Irã sepulta Ali Khamenei em meio a escalada militar com os EUA
Após quatro meses de preservação do corpo, o Irã realizou o sepultamento do aiatolá Ali Khamenei em Mashhad sob clima de alta tensão e novos ataques.
Pontos principais
- Ali Khamenei foi morto em 28 de fevereiro durante uma operação conjunta entre Estados Unidos e Israel.
- O sepultamento ocorreu no Santuário de Imam Reza, em Mashhad, após meses de adiamento por questões de segurança.
- O Irã lançou ataques com drones contra bases americanas no Bahrein, Kuwait e Catar em retaliação a bombardeios dos EUA.
- O governo iraniano reportou 14 mortos e 78 feridos após ataques americanos que atingiram 90 alvos militares no país.
- O Ministério das Relações Exteriores do Irã classificou os ataques dos EUA a infraestruturas civis como crimes de guerra.
- O serviço ferroviário entre Teerã e Mashhad foi suspenso após danos em pontes na rota do cortejo fúnebre.
- O presidente Donald Trump declarou o fim do cessar-fogo, embora tenha mantido a possibilidade de negociações diplomáticas.
- A sociedade iraniana apresenta profunda polarização sobre o legado de décadas de governo de Khamenei.
- Mojtaba Khamenei, sucessor nomeado, manteve-se ausente das cerimônias públicas durante todo o período fúnebre.
- A preservação do corpo por quatro meses seguiu normas religiosas, utilizando métodos como a refrigeração.

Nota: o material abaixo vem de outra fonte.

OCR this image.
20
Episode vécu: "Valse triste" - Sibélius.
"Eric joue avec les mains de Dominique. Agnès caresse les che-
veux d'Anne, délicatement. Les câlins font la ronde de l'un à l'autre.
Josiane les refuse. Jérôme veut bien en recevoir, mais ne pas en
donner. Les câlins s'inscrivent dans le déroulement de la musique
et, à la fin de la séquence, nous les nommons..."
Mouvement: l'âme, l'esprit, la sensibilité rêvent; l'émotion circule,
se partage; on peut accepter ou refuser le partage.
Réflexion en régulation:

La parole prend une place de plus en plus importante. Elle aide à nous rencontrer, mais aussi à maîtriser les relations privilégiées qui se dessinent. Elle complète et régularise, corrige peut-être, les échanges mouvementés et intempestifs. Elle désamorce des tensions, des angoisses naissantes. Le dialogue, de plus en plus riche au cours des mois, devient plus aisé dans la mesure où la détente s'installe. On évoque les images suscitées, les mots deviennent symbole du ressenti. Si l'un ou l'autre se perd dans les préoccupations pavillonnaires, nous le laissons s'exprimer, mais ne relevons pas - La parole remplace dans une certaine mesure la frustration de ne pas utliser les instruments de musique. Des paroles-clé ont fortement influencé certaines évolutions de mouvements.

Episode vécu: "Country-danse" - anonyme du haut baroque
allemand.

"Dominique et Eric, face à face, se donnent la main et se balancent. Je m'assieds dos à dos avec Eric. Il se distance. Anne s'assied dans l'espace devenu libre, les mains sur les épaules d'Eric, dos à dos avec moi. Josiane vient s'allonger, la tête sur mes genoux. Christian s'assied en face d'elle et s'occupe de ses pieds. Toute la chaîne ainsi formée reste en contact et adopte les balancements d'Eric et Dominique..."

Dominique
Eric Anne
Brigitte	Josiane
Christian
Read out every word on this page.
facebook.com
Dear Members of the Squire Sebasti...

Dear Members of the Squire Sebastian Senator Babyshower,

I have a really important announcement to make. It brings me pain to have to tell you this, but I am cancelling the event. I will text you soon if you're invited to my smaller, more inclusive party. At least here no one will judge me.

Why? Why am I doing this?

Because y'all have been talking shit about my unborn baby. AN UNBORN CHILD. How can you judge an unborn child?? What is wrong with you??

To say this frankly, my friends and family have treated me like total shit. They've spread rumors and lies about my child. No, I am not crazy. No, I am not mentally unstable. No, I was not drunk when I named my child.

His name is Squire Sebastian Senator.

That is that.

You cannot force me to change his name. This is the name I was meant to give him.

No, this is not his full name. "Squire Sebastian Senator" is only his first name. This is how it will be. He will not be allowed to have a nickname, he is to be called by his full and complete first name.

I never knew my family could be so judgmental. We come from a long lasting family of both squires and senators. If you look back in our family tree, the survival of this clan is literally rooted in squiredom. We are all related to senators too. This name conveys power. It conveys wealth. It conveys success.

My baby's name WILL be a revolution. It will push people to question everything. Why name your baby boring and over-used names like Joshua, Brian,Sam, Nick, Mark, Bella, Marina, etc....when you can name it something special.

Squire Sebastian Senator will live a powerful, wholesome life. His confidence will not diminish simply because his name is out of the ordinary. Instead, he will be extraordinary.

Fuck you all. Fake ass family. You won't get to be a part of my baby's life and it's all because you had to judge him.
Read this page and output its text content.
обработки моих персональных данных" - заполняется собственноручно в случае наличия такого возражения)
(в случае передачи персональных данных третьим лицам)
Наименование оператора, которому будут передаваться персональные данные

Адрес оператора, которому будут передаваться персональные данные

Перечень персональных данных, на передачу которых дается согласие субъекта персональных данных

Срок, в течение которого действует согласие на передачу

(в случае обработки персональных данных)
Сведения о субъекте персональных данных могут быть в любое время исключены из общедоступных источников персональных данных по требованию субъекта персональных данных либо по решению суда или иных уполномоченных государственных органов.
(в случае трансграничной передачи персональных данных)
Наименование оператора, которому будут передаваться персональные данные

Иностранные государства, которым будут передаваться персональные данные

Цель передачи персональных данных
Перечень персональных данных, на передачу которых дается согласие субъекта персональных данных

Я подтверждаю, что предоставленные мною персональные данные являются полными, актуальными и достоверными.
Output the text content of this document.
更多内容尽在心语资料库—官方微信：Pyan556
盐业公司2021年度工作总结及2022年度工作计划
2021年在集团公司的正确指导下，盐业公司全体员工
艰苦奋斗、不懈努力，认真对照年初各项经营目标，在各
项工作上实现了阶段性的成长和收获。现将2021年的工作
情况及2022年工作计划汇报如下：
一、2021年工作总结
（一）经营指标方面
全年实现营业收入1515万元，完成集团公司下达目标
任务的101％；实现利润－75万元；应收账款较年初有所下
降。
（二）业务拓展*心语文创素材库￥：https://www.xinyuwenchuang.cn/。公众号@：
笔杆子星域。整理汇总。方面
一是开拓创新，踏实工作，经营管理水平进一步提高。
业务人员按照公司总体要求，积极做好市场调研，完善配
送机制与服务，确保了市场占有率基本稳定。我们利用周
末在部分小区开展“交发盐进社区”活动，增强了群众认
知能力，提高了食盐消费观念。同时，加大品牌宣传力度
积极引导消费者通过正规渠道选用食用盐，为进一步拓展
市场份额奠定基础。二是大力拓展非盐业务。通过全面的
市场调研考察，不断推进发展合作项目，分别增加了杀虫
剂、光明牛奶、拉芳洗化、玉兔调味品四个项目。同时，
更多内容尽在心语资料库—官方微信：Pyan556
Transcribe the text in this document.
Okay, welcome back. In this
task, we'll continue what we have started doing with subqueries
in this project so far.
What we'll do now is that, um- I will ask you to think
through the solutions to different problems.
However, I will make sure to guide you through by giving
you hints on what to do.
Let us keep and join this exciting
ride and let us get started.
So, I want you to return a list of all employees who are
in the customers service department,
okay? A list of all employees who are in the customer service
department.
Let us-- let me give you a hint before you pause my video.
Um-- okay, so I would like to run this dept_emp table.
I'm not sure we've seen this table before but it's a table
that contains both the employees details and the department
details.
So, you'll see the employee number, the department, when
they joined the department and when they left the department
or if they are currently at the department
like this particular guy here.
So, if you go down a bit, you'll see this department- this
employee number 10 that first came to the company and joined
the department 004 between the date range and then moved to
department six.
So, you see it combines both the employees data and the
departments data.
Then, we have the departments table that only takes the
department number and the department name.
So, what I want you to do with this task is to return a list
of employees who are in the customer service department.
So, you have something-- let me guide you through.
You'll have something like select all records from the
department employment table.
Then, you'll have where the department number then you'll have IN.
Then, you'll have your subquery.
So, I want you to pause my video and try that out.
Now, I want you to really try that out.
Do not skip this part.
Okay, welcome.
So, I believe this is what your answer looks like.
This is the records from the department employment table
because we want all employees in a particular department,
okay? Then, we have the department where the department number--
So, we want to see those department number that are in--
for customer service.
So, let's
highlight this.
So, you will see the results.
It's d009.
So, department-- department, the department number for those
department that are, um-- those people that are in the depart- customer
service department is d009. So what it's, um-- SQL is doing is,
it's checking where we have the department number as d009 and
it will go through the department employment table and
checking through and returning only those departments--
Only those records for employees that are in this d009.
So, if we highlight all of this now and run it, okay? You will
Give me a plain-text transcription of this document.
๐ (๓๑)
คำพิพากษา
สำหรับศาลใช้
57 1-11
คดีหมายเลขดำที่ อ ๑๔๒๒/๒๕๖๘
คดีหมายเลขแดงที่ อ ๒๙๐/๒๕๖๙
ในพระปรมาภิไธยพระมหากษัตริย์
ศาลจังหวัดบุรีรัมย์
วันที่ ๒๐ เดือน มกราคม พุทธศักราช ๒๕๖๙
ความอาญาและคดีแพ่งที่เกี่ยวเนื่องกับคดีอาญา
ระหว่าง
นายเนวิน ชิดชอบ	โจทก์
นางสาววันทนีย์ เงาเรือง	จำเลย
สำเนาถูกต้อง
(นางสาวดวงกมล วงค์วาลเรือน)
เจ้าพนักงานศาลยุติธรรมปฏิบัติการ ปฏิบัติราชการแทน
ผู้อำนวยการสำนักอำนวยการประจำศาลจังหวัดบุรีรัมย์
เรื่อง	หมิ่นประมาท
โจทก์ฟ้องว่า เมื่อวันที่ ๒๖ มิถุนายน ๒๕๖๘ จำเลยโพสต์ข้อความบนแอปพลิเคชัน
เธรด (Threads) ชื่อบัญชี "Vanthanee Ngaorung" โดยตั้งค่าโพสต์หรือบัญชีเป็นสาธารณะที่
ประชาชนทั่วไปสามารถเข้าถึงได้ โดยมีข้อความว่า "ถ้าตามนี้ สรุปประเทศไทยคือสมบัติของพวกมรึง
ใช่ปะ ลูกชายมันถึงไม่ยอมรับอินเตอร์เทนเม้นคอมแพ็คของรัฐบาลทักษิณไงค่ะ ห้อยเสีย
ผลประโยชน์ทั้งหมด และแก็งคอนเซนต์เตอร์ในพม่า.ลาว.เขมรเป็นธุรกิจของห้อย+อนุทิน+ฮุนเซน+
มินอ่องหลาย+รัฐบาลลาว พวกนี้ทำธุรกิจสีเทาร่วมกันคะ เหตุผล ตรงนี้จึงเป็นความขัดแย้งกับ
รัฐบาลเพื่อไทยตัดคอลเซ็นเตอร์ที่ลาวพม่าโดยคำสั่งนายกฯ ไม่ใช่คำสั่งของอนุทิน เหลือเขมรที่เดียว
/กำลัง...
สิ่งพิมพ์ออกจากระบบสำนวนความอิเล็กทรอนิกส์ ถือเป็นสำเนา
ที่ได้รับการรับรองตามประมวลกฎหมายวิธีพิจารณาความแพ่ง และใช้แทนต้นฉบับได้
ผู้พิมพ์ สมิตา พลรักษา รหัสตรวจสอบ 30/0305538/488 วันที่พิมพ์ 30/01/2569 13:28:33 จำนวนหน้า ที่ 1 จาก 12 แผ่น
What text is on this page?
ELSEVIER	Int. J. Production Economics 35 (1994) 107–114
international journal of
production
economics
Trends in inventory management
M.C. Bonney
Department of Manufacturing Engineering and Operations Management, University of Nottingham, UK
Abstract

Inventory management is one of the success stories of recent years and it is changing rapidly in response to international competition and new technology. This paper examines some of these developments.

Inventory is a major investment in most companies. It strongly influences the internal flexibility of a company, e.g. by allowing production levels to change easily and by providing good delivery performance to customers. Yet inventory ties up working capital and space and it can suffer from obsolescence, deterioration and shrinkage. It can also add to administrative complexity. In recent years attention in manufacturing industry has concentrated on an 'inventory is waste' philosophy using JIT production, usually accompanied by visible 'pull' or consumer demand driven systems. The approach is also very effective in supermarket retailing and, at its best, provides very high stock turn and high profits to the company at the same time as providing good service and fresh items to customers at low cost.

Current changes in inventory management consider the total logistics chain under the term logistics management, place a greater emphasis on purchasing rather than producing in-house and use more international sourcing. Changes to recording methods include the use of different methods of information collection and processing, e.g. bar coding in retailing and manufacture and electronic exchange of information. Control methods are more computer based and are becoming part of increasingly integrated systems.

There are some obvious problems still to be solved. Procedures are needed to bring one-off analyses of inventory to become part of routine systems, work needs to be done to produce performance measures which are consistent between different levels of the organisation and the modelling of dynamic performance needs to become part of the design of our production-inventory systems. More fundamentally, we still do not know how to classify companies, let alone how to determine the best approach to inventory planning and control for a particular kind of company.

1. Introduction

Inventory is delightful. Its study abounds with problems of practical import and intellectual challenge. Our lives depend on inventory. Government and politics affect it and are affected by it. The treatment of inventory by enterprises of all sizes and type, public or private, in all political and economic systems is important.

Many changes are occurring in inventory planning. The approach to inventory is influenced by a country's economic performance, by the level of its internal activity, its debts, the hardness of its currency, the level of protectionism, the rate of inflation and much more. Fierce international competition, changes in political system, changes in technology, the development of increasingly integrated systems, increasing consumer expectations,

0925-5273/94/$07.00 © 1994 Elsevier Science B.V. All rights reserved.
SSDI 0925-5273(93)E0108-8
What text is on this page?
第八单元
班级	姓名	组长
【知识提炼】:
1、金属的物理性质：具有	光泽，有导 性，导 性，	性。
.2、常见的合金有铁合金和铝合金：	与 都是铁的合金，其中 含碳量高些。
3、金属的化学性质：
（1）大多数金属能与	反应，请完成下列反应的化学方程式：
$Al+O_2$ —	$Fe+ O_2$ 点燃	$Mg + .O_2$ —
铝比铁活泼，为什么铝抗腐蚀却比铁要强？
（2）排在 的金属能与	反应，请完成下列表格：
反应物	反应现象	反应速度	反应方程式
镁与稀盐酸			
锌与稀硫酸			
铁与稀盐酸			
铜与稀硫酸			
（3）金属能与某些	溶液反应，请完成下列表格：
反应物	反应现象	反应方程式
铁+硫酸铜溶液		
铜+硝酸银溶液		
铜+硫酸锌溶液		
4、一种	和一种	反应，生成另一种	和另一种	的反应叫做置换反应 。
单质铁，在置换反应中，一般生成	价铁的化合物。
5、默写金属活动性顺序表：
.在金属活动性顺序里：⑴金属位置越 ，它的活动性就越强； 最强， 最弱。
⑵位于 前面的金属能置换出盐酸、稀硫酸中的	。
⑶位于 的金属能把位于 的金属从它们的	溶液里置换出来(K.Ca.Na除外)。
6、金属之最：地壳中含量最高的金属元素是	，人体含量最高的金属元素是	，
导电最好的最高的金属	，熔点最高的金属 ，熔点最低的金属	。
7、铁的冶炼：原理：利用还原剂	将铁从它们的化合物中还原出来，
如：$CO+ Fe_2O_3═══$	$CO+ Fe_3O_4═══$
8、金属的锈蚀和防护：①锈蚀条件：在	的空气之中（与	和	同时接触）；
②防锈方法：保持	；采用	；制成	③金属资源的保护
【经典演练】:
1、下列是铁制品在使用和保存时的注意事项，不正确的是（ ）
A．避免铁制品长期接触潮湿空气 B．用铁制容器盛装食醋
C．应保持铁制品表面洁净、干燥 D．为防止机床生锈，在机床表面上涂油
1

O Irã concluiu nesta quinta-feira o sepultamento do aiatolá Ali Khamenei, ex-líder supremo do país, no Santuário de Imam Reza, em Mashhad. A cerimônia, que encerra um longo período de cortejos públicos, ocorreu em um cenário de instabilidade extrema, marcada pela recente retomada das hostilidades militares entre Teerã e Washington. O corpo de Khamenei, morto em fevereiro durante uma operação conjunta dos Estados Unidos e Israel, foi mantido preservado por quatro meses, uma medida que autoridades iranianas justificaram como necessária devido a desafios logísticos e de segurança impostos pelo conflito regional.
O sepultamento foi acompanhado por uma escalada de violência no Golfo Pérsico. Em retaliação a bombardeios americanos que atingiram cerca de 90 alvos militares iranianos, o Irã lançou ataques com drones kamikaze contra bases dos Estados Unidos no Bahrein, Kuwait e Catar. O governo iraniano denunciou os ataques americanos a infraestruturas civis, como pontes ferroviárias, como crimes de guerra, enquanto o presidente Donald Trump declarou oficialmente o fim do cessar-fogo vigente. A tensão militar coloca em risco a estabilidade do Estreito de Ormuz, ponto estratégico vital para o comércio global.
Internamente, o funeral evidenciou a profunda divisão na sociedade iraniana. Enquanto apoiadores do regime linha-dura realizaram demonstrações de força e entoaram pedidos de vingança contra o governo americano, críticos apontam o legado de Khamenei como um período de repressão política e crise econômica. A ausência pública de Mojtaba Khamenei, filho e sucessor nomeado do aiatolá, durante todas as etapas das cerimônias, adiciona uma camada de incerteza sobre a sucessão e o futuro da teocracia iraniana em um momento de isolamento diplomático e pressão militar externa.